Josef Fritzl, the Austrian accused of raping and imprisoning his daughter, kept his ailing mother locked in an attic room with bricked-up windows until her death, according to leaked court reports.
The Austrian newspapers Kronen Zeitung and Österreich have published accounts of Fritzl's interviews with a forensic psychiatrist in which he says he incarcerated his mother - who he blames for his actions - in the attic of her own house shortly before he locked up his daughter.
The retired engineer and property developer said it was revenge for the abuse he claims she inflicted upon him.
Fritzl's mother died in 1980. By then, Fritzl had begun building the concrete dungeon that would imprison his daughter, Elisabeth.
Fritzl is awaiting trial for raping and incarcerating Elisabeth for 24 years in a purpose-built prison beneath his home in the town of Amstetten. He faces charges of sexual abuse, incest, coercion and manslaughter.
He fathered seven children with Elisabeth, now 42, during her years of captivity. One of the children, a baby boy called Michael, died shortly after birth and it is alleged Fritzl disposed of the body in an incinerator.
The confessions were made to Dr Adelheid Kastner, an Austrian prison psychiatrist who is assessing the 73-year-old's mental state during six in-depth sessions before Fritzl's trial, which is expected to start in January.
This week, Austrian newspapers reported Fritzl describing how his abusive relationship with his mother fed his life as a rapist.
"She never showed me any love, she beat me and kicked me until I was on the floor and bleeding," he said. "I felt so weak and humiliated. I never got a kiss from her or even a hug although I tried very hard to please her. The only thing she did with me was go to church.
"She beat me and kicked me until I was lying on the floor bleeding. I had a horrible fear from her. She kept insulting me and told me I was a Satan, a criminal, a no-good."
Reports revealed that Fritzl's mother raised him alone after a bitter divorce. Fritzl claims he was isolated from other children and was an "alibi child"– his mother only had him to prove to her husband she was not sterile.
According to Fritzl, he moved into the Amstetten house in 1959 soon after he married his wife, Rosmarie. His mother moved into the house with them and Kastner was told how their roles gradually reversed with Fritzl's mother coming to fear her son.
It is unknown how long his mother was kept in a room without daylight, but Austrian newspapers speculate it could have been for up to 20 years.
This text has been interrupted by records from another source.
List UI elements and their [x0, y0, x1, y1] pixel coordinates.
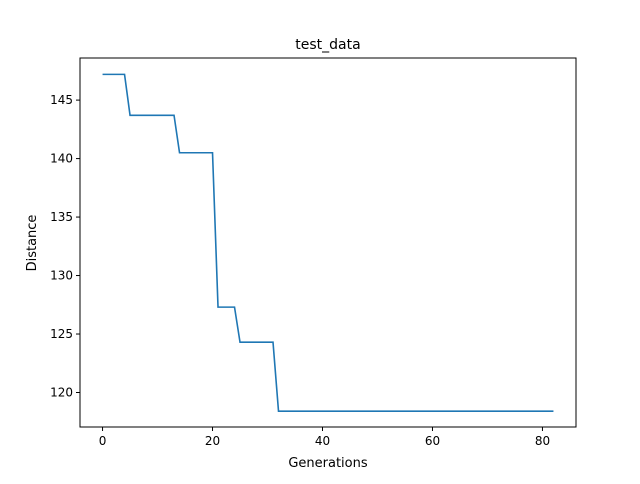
- chart-title: test_data: [295, 37, 360, 53]
- y-tick-label: 130: [50, 269, 73, 283]
- x-axis-label: Generations: [288, 456, 368, 471]
- x-tick-label: 0: [99, 434, 107, 448]
- y-tick-label: 145: [50, 93, 73, 107]
- y-tick-label: 120: [50, 385, 73, 399]
- y-tick-label: 135: [50, 210, 73, 224]
- y-axis-label: Distance: [25, 215, 40, 272]
- y-tick-label: 140: [50, 152, 73, 166]
- x-tick-label: 80: [535, 434, 550, 448]
- x-tick-label: 40: [315, 434, 330, 448]
- x-tick-label: 20: [205, 434, 220, 448]
- x-tick-label: 60: [425, 434, 440, 448]
- y-tick-label: 125: [50, 327, 73, 341]
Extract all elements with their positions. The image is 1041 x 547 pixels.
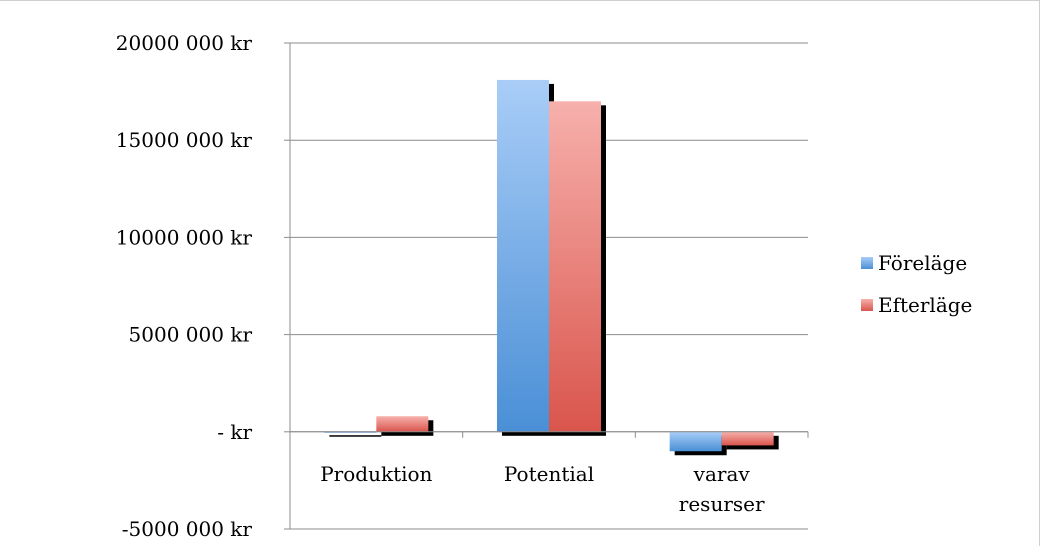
bar-efterläge-1 [549,101,601,432]
bar-efterläge-0 [376,416,429,432]
category-label: Potential [504,462,594,486]
legend: Föreläge Efterläge [861,251,972,317]
x-axis-labels: Produktion Potential varav resurser [320,462,765,516]
y-tick-label: 20000 000 kr [116,31,253,55]
legend-label: Föreläge [878,251,967,275]
bar-shadow [329,435,382,437]
y-tick-label: -5000 000 kr [122,517,253,541]
bar-föreläge-1 [497,79,549,432]
y-axis-ticks: 20000 000 kr 15000 000 kr 10000 000 kr 5000… [116,31,253,541]
bar-efterläge-2 [721,431,774,446]
bar-föreläge-2 [669,431,722,452]
y-tick-label: 10000 000 kr [116,225,253,249]
category-label: varav [693,462,751,486]
legend-swatch-föreläge [861,257,873,269]
y-tick-label: 15000 000 kr [116,128,253,152]
category-label: resurser [679,492,765,516]
category-label: Produktion [320,462,432,486]
legend-label: Efterläge [878,293,972,317]
y-tick-label: 5000 000 kr [129,323,253,347]
y-tick-label: - kr [217,420,252,444]
axes [284,42,809,530]
bars [324,79,774,452]
legend-swatch-efterläge [861,299,873,311]
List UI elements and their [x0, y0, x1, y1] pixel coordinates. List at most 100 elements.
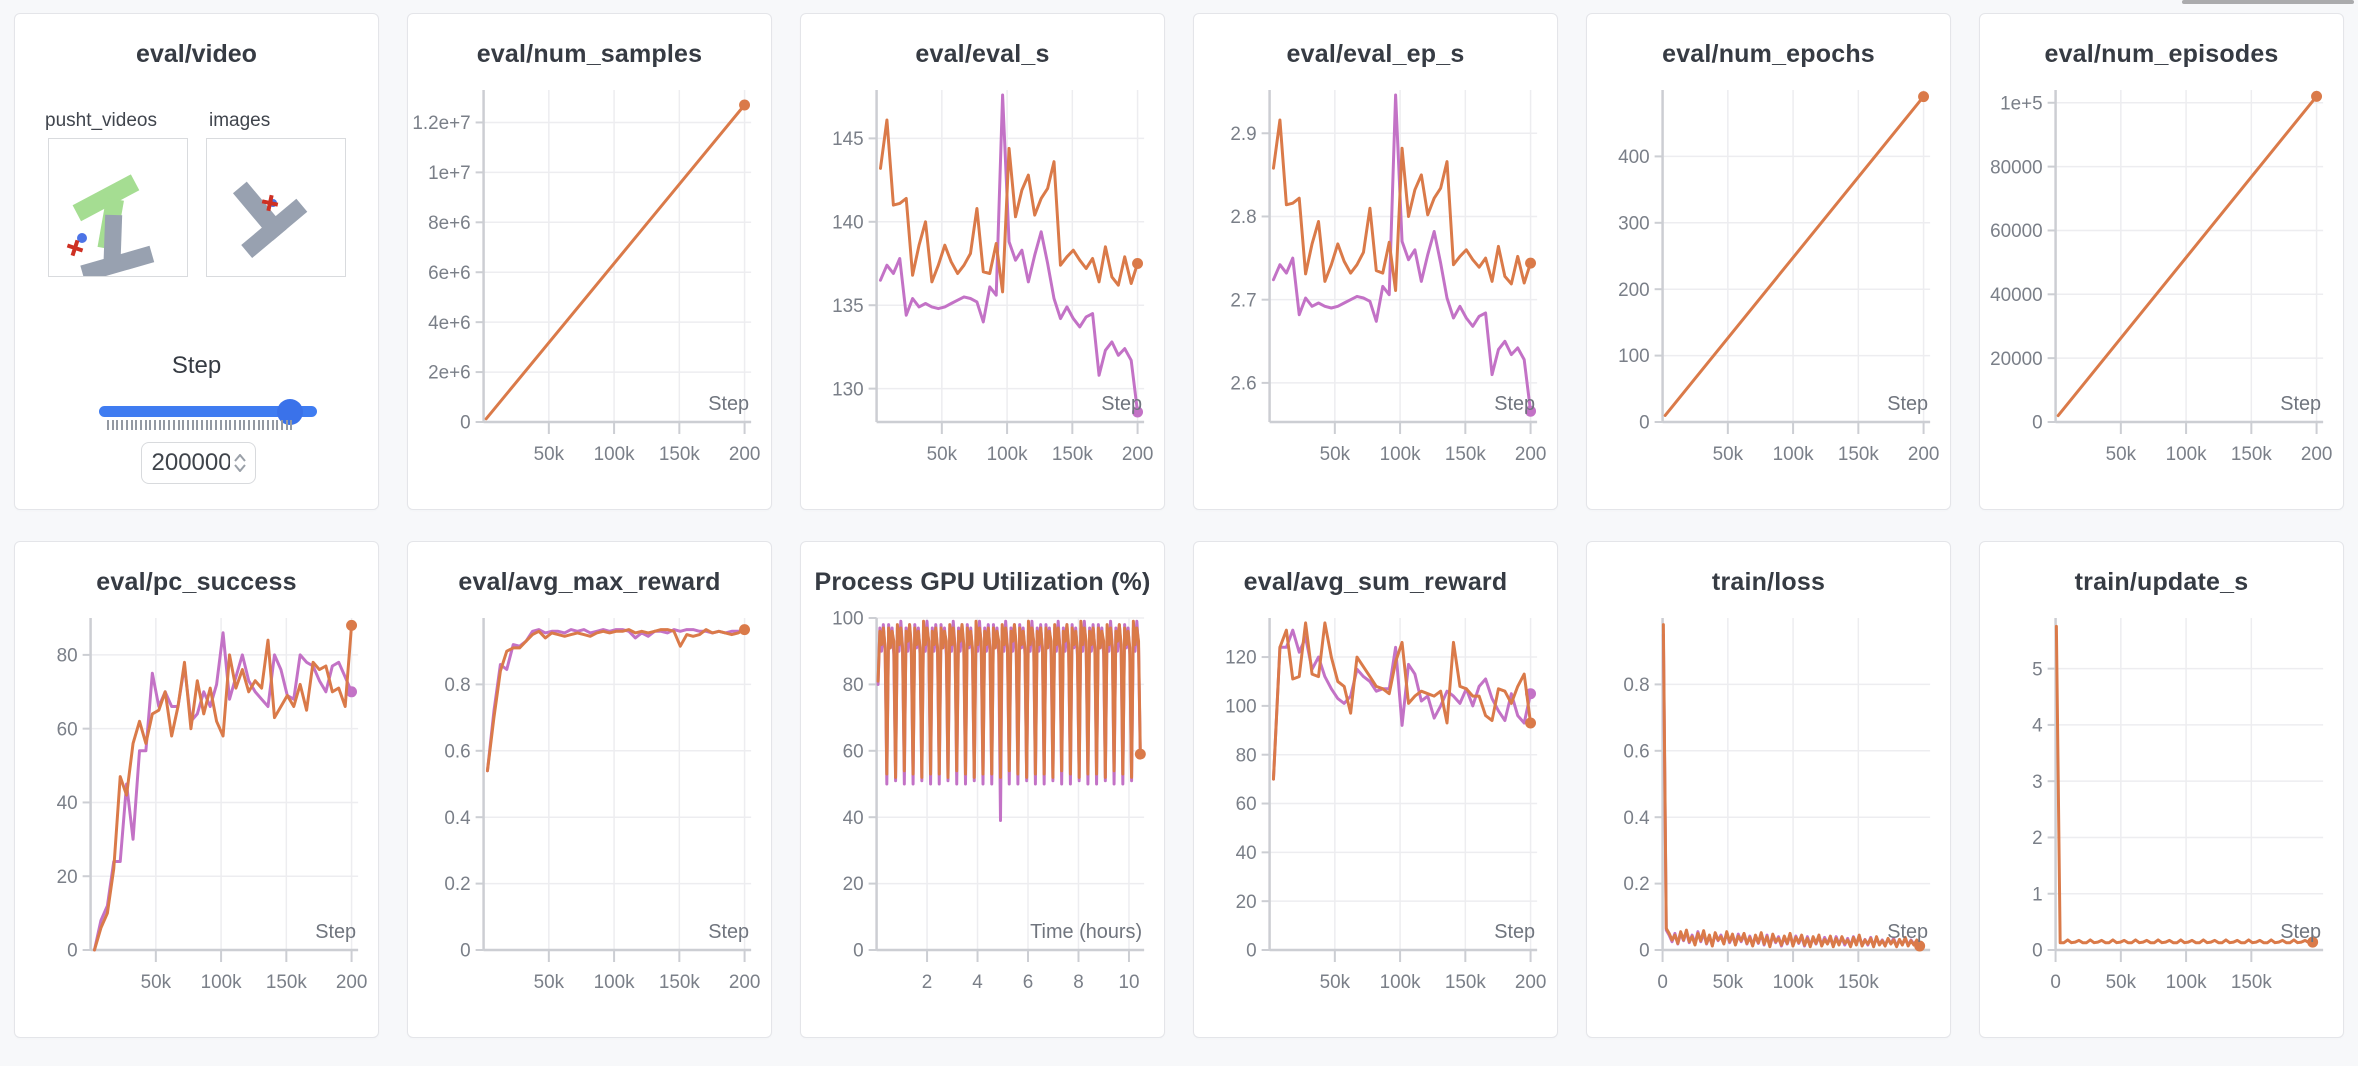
panel-train-update-s[interactable]: train/update_s 0 1 2 3 4 5 0 50k 100k 150k Step — [1979, 541, 2344, 1038]
chart-title: eval/num_samples — [476, 40, 703, 68]
media-key-label: pusht_videos — [45, 110, 157, 131]
video-thumbnail-pusht[interactable] — [48, 138, 188, 282]
svg-text:0.4: 0.4 — [1623, 808, 1649, 829]
x-axis-label: Step — [2280, 393, 2321, 415]
svg-text:60000: 60000 — [1990, 221, 2043, 242]
panel-eval-pc-success[interactable]: eval/pc_success 0 20 40 60 80 50k 100k 150k 200 S… — [14, 541, 379, 1038]
svg-text:80: 80 — [57, 645, 78, 666]
series-line-orange — [878, 118, 1140, 294]
x-axis-label: Step — [708, 393, 749, 415]
series-line-orange — [1271, 118, 1533, 292]
panel-eval-video[interactable]: eval/video pusht_videos images — [14, 13, 379, 510]
panel-eval-num-samples[interactable]: eval/num_samples 0 2e+6 4e+6 6e+6 8e+6 1e+7 1.… — [407, 13, 772, 510]
panel-eval-avg-max-reward[interactable]: eval/avg_max_reward 0 0.2 0.4 0.6 0.8 50k 100k… — [407, 541, 772, 1038]
svg-text:8: 8 — [1073, 972, 1084, 993]
svg-text:40: 40 — [843, 808, 864, 829]
stepper-arrows[interactable] — [233, 454, 246, 472]
svg-text:150k: 150k — [1838, 444, 1879, 465]
panel-eval-num-epochs[interactable]: eval/num_epochs 0 100 200 300 400 50k 100k 150k… — [1586, 13, 1951, 510]
chart-plot-area[interactable]: 0 1 2 3 4 5 0 50k 100k 150k Step — [1980, 610, 2343, 1014]
svg-text:200: 200 — [1515, 972, 1547, 993]
svg-text:120: 120 — [1225, 648, 1257, 669]
chevron-down-icon[interactable] — [233, 464, 246, 472]
step-input-box[interactable] — [141, 442, 256, 484]
chart-plot-area[interactable]: 0 100 200 300 400 50k 100k 150k 200 Step — [1587, 82, 1950, 486]
svg-text:150k: 150k — [1445, 972, 1486, 993]
svg-text:100k: 100k — [1773, 444, 1814, 465]
horizontal-scrollbar-thumb[interactable] — [2182, 0, 2354, 4]
step-slider-tickmarks — [107, 420, 293, 431]
series-end-dot-orange — [1914, 940, 1926, 952]
step-slider-track[interactable] — [99, 406, 317, 417]
svg-text:0.2: 0.2 — [1623, 874, 1649, 895]
agent-dot — [77, 233, 87, 243]
series-end-dot-orange — [739, 624, 751, 636]
svg-text:0.2: 0.2 — [444, 874, 470, 895]
chart-plot-area[interactable]: 0 20 40 60 80 100 120 50k 100k 150k 200 Step — [1194, 610, 1557, 1014]
chart-plot-area[interactable]: 0 20000 40000 60000 80000 1e+5 50k 100k 150k 200 S… — [1980, 82, 2343, 486]
panel-eval-avg-sum-reward[interactable]: eval/avg_sum_reward 0 20 40 60 80 100 120 50k 10… — [1193, 541, 1558, 1038]
svg-text:0: 0 — [460, 941, 471, 962]
x-axis-label: Step — [1887, 393, 1928, 415]
panel-eval-eval-s[interactable]: eval/eval_s 130 135 140 145 50k 100k 150k 200 St… — [800, 13, 1165, 510]
svg-text:2.8: 2.8 — [1230, 207, 1256, 228]
svg-text:1.2e+7: 1.2e+7 — [412, 113, 470, 134]
svg-text:150k: 150k — [1838, 972, 1879, 993]
chart-plot-area[interactable]: 130 135 140 145 50k 100k 150k 200 Step — [801, 82, 1164, 486]
chart-plot-area[interactable]: 0 0.2 0.4 0.6 0.8 0 50k 100k 150k Step — [1587, 610, 1950, 1014]
svg-text:100: 100 — [1618, 346, 1650, 367]
svg-text:2.9: 2.9 — [1230, 124, 1256, 145]
step-input[interactable] — [151, 449, 230, 477]
panel-eval-eval-ep-s[interactable]: eval/eval_ep_s 2.6 2.7 2.8 2.9 50k 100k 150k 20… — [1193, 13, 1558, 510]
goal-cross — [261, 194, 279, 212]
svg-text:0.4: 0.4 — [444, 808, 470, 829]
svg-text:50k: 50k — [534, 972, 565, 993]
chart-title: eval/avg_sum_reward — [1243, 568, 1508, 596]
svg-text:50k: 50k — [141, 972, 172, 993]
series-end-dot-orange — [1134, 748, 1146, 760]
chart-plot-area[interactable]: 0 20 40 60 80 100 2 4 6 8 10 Time (hours) — [801, 610, 1164, 1014]
chart-title: Process GPU Utilization (%) — [814, 568, 1151, 596]
svg-text:0.6: 0.6 — [1623, 741, 1649, 762]
svg-text:80: 80 — [843, 675, 864, 696]
series-line-orange — [1661, 623, 1922, 949]
svg-text:0: 0 — [460, 413, 471, 434]
series-end-dot-orange — [2311, 90, 2323, 102]
panel-train-loss[interactable]: train/loss 0 0.2 0.4 0.6 0.8 0 50k 100k 150k Step — [1586, 541, 1951, 1038]
chart-plot-area[interactable]: 0 0.2 0.4 0.6 0.8 50k 100k 150k 200 Step — [408, 610, 771, 1014]
gray-t-shape — [80, 214, 155, 282]
series-line-purple — [485, 628, 747, 773]
chart-plot-area[interactable]: 0 2e+6 4e+6 6e+6 8e+6 1e+7 1.2e+7 50k 100k 150k 20… — [408, 82, 771, 486]
chart-plot-area[interactable]: 0 20 40 60 80 50k 100k 150k 200 Step — [15, 610, 378, 1014]
chart-title: eval/pc_success — [96, 568, 297, 596]
svg-text:150k: 150k — [1052, 444, 1093, 465]
chart-title: eval/avg_max_reward — [458, 568, 721, 596]
chart-title: eval/num_epochs — [1662, 40, 1875, 68]
svg-text:100k: 100k — [987, 444, 1028, 465]
svg-text:100: 100 — [1225, 696, 1257, 717]
svg-text:200: 200 — [1122, 444, 1154, 465]
goal-cross — [66, 239, 84, 257]
svg-text:50k: 50k — [2106, 444, 2137, 465]
svg-text:100k: 100k — [594, 444, 635, 465]
image-thumbnail[interactable] — [206, 138, 346, 277]
svg-text:100: 100 — [832, 610, 864, 630]
svg-text:100k: 100k — [1380, 972, 1421, 993]
panel-process-gpu-utilization[interactable]: Process GPU Utilization (%) 0 20 40 60 80 100… — [800, 541, 1165, 1038]
chart-title: eval/eval_ep_s — [1286, 40, 1465, 68]
svg-text:135: 135 — [832, 296, 864, 317]
panel-eval-num-episodes[interactable]: eval/num_episodes 0 20000 40000 60000 80000 1… — [1979, 13, 2344, 510]
chart-plot-area[interactable]: 2.6 2.7 2.8 2.9 50k 100k 150k 200 Step — [1194, 82, 1557, 486]
series-line-orange — [484, 103, 747, 421]
svg-text:40000: 40000 — [1990, 285, 2043, 306]
svg-text:150k: 150k — [266, 972, 307, 993]
chevron-up-icon[interactable] — [233, 454, 246, 462]
svg-text:100k: 100k — [2166, 444, 2207, 465]
svg-text:150k: 150k — [659, 444, 700, 465]
svg-text:200: 200 — [729, 444, 761, 465]
svg-text:3: 3 — [2032, 772, 2043, 793]
svg-text:400: 400 — [1618, 147, 1650, 168]
svg-text:50k: 50k — [2106, 972, 2137, 993]
svg-text:5: 5 — [2032, 659, 2043, 680]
In the leaked confidential report, the psychiatrist declared Fritzl as sane and fit for trial despite suffering from a "severe combined personality disorder" and "a sexual disorder".
In the first of the leaked accounts in Austrian newspapers, Fritzl said: "I have realised that I had a mean streak. For someone who was born to be a rapist, I have managed to contain myself for a relatively long period."
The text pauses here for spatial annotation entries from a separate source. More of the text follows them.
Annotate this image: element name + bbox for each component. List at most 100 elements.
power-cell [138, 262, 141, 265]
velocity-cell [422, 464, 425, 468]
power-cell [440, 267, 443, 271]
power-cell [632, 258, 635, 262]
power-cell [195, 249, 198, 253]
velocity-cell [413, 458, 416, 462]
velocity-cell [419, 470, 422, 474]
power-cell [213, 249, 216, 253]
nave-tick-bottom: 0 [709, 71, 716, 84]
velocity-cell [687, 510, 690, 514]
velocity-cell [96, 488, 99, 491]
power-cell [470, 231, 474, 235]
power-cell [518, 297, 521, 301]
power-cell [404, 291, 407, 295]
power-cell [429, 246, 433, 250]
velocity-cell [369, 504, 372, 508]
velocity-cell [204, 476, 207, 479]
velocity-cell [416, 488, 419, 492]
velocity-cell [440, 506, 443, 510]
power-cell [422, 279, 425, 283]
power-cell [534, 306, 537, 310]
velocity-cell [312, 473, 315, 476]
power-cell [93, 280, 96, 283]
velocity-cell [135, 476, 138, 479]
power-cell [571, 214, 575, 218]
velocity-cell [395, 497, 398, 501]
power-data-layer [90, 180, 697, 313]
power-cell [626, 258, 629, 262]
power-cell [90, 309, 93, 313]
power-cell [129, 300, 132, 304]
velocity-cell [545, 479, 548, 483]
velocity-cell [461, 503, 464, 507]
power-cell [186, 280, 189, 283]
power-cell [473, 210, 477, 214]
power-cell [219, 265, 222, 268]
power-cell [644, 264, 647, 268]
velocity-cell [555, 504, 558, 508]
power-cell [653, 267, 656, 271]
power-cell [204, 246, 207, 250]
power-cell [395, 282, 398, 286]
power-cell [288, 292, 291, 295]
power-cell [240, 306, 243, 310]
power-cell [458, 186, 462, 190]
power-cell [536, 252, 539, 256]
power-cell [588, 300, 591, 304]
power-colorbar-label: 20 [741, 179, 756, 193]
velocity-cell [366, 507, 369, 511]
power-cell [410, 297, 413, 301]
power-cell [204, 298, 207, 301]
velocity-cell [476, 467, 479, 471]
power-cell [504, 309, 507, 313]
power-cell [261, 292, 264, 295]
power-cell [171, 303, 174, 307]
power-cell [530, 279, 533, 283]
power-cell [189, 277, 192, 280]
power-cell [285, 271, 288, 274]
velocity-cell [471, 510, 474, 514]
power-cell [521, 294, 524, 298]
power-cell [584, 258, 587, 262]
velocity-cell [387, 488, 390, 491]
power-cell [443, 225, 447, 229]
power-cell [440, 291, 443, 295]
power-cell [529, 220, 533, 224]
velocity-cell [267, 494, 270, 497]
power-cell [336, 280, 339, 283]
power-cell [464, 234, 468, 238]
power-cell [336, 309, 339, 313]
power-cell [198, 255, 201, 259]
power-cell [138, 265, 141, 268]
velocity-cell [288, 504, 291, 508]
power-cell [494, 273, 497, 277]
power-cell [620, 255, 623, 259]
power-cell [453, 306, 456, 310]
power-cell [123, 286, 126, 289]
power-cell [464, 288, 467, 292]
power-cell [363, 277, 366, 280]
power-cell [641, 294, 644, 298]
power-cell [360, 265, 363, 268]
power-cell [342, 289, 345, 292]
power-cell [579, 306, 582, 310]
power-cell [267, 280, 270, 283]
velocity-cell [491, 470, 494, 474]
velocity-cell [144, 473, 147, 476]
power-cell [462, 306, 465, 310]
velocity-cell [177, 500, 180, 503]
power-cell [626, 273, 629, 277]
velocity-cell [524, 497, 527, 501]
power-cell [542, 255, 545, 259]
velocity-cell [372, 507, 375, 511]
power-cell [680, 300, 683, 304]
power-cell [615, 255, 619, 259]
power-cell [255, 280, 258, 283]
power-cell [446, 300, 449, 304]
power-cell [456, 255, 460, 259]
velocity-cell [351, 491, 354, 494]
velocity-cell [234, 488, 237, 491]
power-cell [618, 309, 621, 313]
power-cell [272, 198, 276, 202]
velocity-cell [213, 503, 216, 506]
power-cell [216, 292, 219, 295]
He allegedly hatched his plan to incarcerate his daughter, Elisabeth, while he was in prison for rape.
In 1967 he was sentenced to 18 months in prison for brutally raping a 24-year-old woman at knifepoint in her home.
Kastner writes that Fritzl devised the "ideal solution" to his deranged fantasies after he was released from prison. He decided to lock up his daughter in the cellar so that he could "live out" his "evil side" while leading a seemingly normal life in the flat upstairs.
Kastner came to the conclusion when dissecting the personality of Fritzl that the electrician managed to distance himself from what he was doing by never looking his victim in the face when he raped her.
"He was not only incredibly able to lead a double life but also managed to maintain a triple life without any problems," she wrote, indicating that Fritzl played down the gravity of his crimes in his mind.
"Mr Fritzl resembles a volcano: under the surface that appears almost banal there is an evil streak. He is torn apart by his desires that he cannot master."
Three children aged 12 to 15 whom Fritzl fathered with Elisabeth lived in the large upstairs apartment with him and his wife, Rosemarie, 69. Their other three siblings, aged five to 19, were kept in the cellar with their mother, never seeing the light of day until they were freed by police on April 26 this year.
Fritzl believed himself to be a good father to his incestuous family, he told the psychiatrist, and took them games and celebrated birthdays and Christmas with them.
It is believed Fritzl will try to use his claims of his own alleged childhood abuse to explain his actions towards his daughter.
Kastner concluded in her report that Fritzl was cold-blooded and calculating.
"His narcissism combines with the lack of empathy and contributes to the exploitative way of turning others into instruments of satisfying his own needs. There is also a noticeable ability or tendency to 'modify' reality according to his own wishes," she wrote.